C’est ce dimanche que s’ouvre aux Etats-Unis la Saison 8 de Game of Thrones, la série de tous les records. L’occasion de se demander très sérieusement pourquoi les fondateurs et dirigeants de Podemos, au premier rang desquels Pablo Iglesias, avaient dès 2014 décidé d’y consacrer un livre collectif.

Le mouvement des « gilets jaunes » a suscité de vifs débats sur la nécessaire structuration d’un mouvement qualifié, dès le 17 novembre, par Jean-Luc Mélenchon « d’immense moment d’auto-organisation populaire ».
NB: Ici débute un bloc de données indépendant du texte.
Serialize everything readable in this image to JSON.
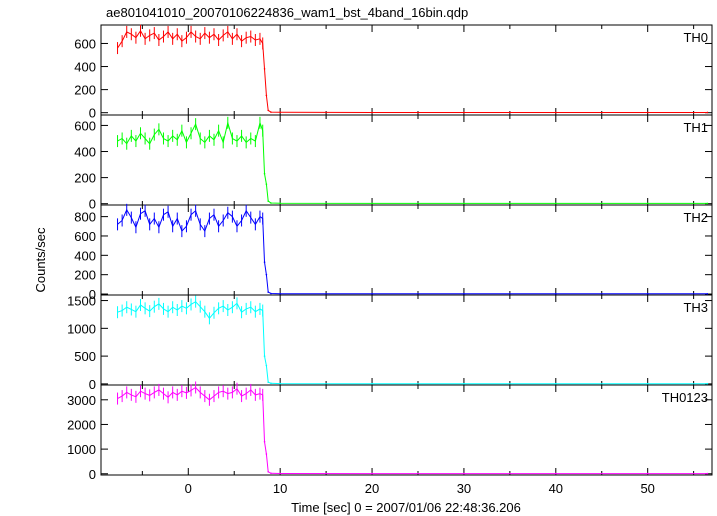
{
  "title": "ae801041010_20070106224836_wam1_bst_4band_16bin.qdp",
  "xlabel": "Time [sec] 0 = 2007/01/06 22:48:36.206",
  "ylabel": "Counts/sec",
  "colors": {
    "frame": "#000000",
    "background": "#ffffff"
  },
  "chart_data": {
    "type": "line",
    "title": "ae801041010_20070106224836_wam1_bst_4band_16bin.qdp",
    "xlabel": "Time [sec] 0 = 2007/01/06 22:48:36.206",
    "ylabel": "Counts/sec",
    "xlim": [
      -9.5,
      57
    ],
    "x_ticks": [
      0,
      10,
      20,
      30,
      40,
      50
    ],
    "x_tick_labels": [
      "0",
      "10",
      "20",
      "30",
      "40",
      "50"
    ],
    "grid": false,
    "panels": [
      {
        "name": "TH0",
        "color": "#ff0000",
        "ylim": [
          -20,
          760
        ],
        "y_ticks": [
          0,
          200,
          400,
          600
        ],
        "y_tick_labels": [
          "0",
          "200",
          "400",
          "600"
        ],
        "x": [
          -7.7,
          -7.2,
          -6.7,
          -6.2,
          -5.7,
          -5.2,
          -4.7,
          -4.2,
          -3.7,
          -3.2,
          -2.7,
          -2.2,
          -1.7,
          -1.2,
          -0.7,
          -0.2,
          0.3,
          0.8,
          1.3,
          1.8,
          2.3,
          2.8,
          3.3,
          3.8,
          4.3,
          4.8,
          5.3,
          5.8,
          6.3,
          6.8,
          7.3,
          7.8,
          8.1,
          8.3,
          8.5,
          8.7,
          9.0,
          10,
          20,
          30,
          40,
          50,
          56.5
        ],
        "y": [
          560,
          620,
          700,
          680,
          650,
          710,
          640,
          670,
          690,
          630,
          660,
          700,
          640,
          680,
          620,
          650,
          700,
          660,
          640,
          690,
          650,
          680,
          630,
          670,
          700,
          640,
          680,
          620,
          650,
          660,
          630,
          640,
          600,
          380,
          150,
          20,
          5,
          3,
          2,
          2,
          2,
          2,
          2
        ]
      },
      {
        "name": "TH1",
        "color": "#00ff00",
        "ylim": [
          -10,
          680
        ],
        "y_ticks": [
          0,
          200,
          400,
          600
        ],
        "y_tick_labels": [
          "0",
          "200",
          "400",
          "600"
        ],
        "x": [
          -7.7,
          -7.2,
          -6.7,
          -6.2,
          -5.7,
          -5.2,
          -4.7,
          -4.2,
          -3.7,
          -3.2,
          -2.7,
          -2.2,
          -1.7,
          -1.2,
          -0.7,
          -0.2,
          0.3,
          0.8,
          1.3,
          1.8,
          2.3,
          2.8,
          3.3,
          3.8,
          4.3,
          4.8,
          5.3,
          5.8,
          6.3,
          6.8,
          7.3,
          7.8,
          8.1,
          8.3,
          8.5,
          8.7,
          9.0,
          10,
          20,
          30,
          40,
          50,
          56.5
        ],
        "y": [
          480,
          500,
          460,
          520,
          480,
          540,
          500,
          460,
          530,
          570,
          500,
          480,
          520,
          490,
          560,
          470,
          540,
          610,
          500,
          470,
          520,
          490,
          560,
          470,
          620,
          500,
          480,
          520,
          470,
          500,
          480,
          620,
          560,
          230,
          150,
          20,
          5,
          3,
          2,
          2,
          2,
          2,
          2
        ]
      },
      {
        "name": "TH2",
        "color": "#0000ff",
        "ylim": [
          -10,
          920
        ],
        "y_ticks": [
          0,
          200,
          400,
          600,
          800
        ],
        "y_tick_labels": [
          "0",
          "200",
          "400",
          "600",
          "800"
        ],
        "x": [
          -7.7,
          -7.2,
          -6.7,
          -6.2,
          -5.7,
          -5.2,
          -4.7,
          -4.2,
          -3.7,
          -3.2,
          -2.7,
          -2.2,
          -1.7,
          -1.2,
          -0.7,
          -0.2,
          0.3,
          0.8,
          1.3,
          1.8,
          2.3,
          2.8,
          3.3,
          3.8,
          4.3,
          4.8,
          5.3,
          5.8,
          6.3,
          6.8,
          7.3,
          7.8,
          8.1,
          8.3,
          8.5,
          8.7,
          9.0,
          10,
          20,
          30,
          40,
          50,
          56.5
        ],
        "y": [
          720,
          760,
          870,
          790,
          690,
          830,
          860,
          720,
          780,
          690,
          820,
          850,
          700,
          780,
          650,
          700,
          820,
          860,
          720,
          650,
          780,
          820,
          700,
          760,
          840,
          800,
          700,
          760,
          860,
          790,
          720,
          800,
          780,
          330,
          200,
          20,
          5,
          3,
          2,
          2,
          2,
          2,
          2
        ]
      },
      {
        "name": "TH3",
        "color": "#00ffff",
        "ylim": [
          -20,
          1600
        ],
        "y_ticks": [
          0,
          500,
          1000,
          1500
        ],
        "y_tick_labels": [
          "0",
          "500",
          "1000",
          "1500"
        ],
        "x": [
          -7.7,
          -7.2,
          -6.7,
          -6.2,
          -5.7,
          -5.2,
          -4.7,
          -4.2,
          -3.7,
          -3.2,
          -2.7,
          -2.2,
          -1.7,
          -1.2,
          -0.7,
          -0.2,
          0.3,
          0.8,
          1.3,
          1.8,
          2.3,
          2.8,
          3.3,
          3.8,
          4.3,
          4.8,
          5.3,
          5.8,
          6.3,
          6.8,
          7.3,
          7.8,
          8.1,
          8.3,
          8.5,
          8.7,
          9.0,
          10,
          20,
          30,
          40,
          50,
          56.5
        ],
        "y": [
          1290,
          1320,
          1380,
          1340,
          1300,
          1420,
          1360,
          1310,
          1390,
          1440,
          1350,
          1300,
          1380,
          1330,
          1400,
          1360,
          1430,
          1480,
          1390,
          1300,
          1180,
          1280,
          1360,
          1400,
          1330,
          1380,
          1450,
          1290,
          1350,
          1380,
          1300,
          1350,
          1320,
          500,
          330,
          30,
          10,
          5,
          4,
          4,
          4,
          4,
          4
        ]
      },
      {
        "name": "TH0123",
        "color": "#ff00ff",
        "ylim": [
          -50,
          3600
        ],
        "y_ticks": [
          0,
          1000,
          2000,
          3000
        ],
        "y_tick_labels": [
          "0",
          "1000",
          "2000",
          "3000"
        ],
        "x": [
          -7.7,
          -7.2,
          -6.7,
          -6.2,
          -5.7,
          -5.2,
          -4.7,
          -4.2,
          -3.7,
          -3.2,
          -2.7,
          -2.2,
          -1.7,
          -1.2,
          -0.7,
          -0.2,
          0.3,
          0.8,
          1.3,
          1.8,
          2.3,
          2.8,
          3.3,
          3.8,
          4.3,
          4.8,
          5.3,
          5.8,
          6.3,
          6.8,
          7.3,
          7.8,
          8.1,
          8.3,
          8.5,
          8.7,
          9.0,
          10,
          20,
          30,
          40,
          50,
          56.5
        ],
        "y": [
          3050,
          3150,
          3300,
          3200,
          3120,
          3350,
          3250,
          3180,
          3300,
          3400,
          3250,
          3100,
          3300,
          3200,
          3350,
          3280,
          3380,
          3500,
          3300,
          3150,
          3000,
          3150,
          3300,
          3350,
          3250,
          3300,
          3450,
          3150,
          3250,
          3400,
          3200,
          3250,
          3200,
          1300,
          800,
          80,
          20,
          10,
          8,
          8,
          8,
          8,
          8
        ]
      }
    ]
  }
}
Sans vouloir à tout prix jouer les constructeurs de puzzles artificiels, force est de constater que cette question n’est pas sans rapport avec la série médiévale Game of Thrones, diffusée pour la première fois au printemps 2011 sur la chaîne à péage HBO, et plus précisément encore avec l’ouvrage collectif Ganar o morir. Lecciones políticas de Juego de Tronos, qu’ont publié en 2014 Pablo Iglesias et plusieurs de ses camarades espagnols de Podemos

Alors que les promoteurs de l’ouvrage annonçaient l’analyse serrée d’une série « tout entière versée dans la conquête et la préservation du pouvoir, tantôt par la force, tantôt par la ruse, le plus souvent par une combinaison des deux » (page de garde de l’ouvrage) ; alors qu’était annoncé un ouvrage didactique activant et popularisant des schèmes théoriques aussi divers que ceux de Machiavel, de Max Weber, de Marx, d’Hobbes, de Gramsci, de Schmitt ou de Lénine, une lecture – même indulgente – de l’ouvrage (et singulièrement des chapitres rédigés par Iglesias) peine à voir ces promesses satisfaites. L’exégèse analogique proposée s’avère souvent courte, boiteuse, artificielle, sollicitée, bref pré-textuelle.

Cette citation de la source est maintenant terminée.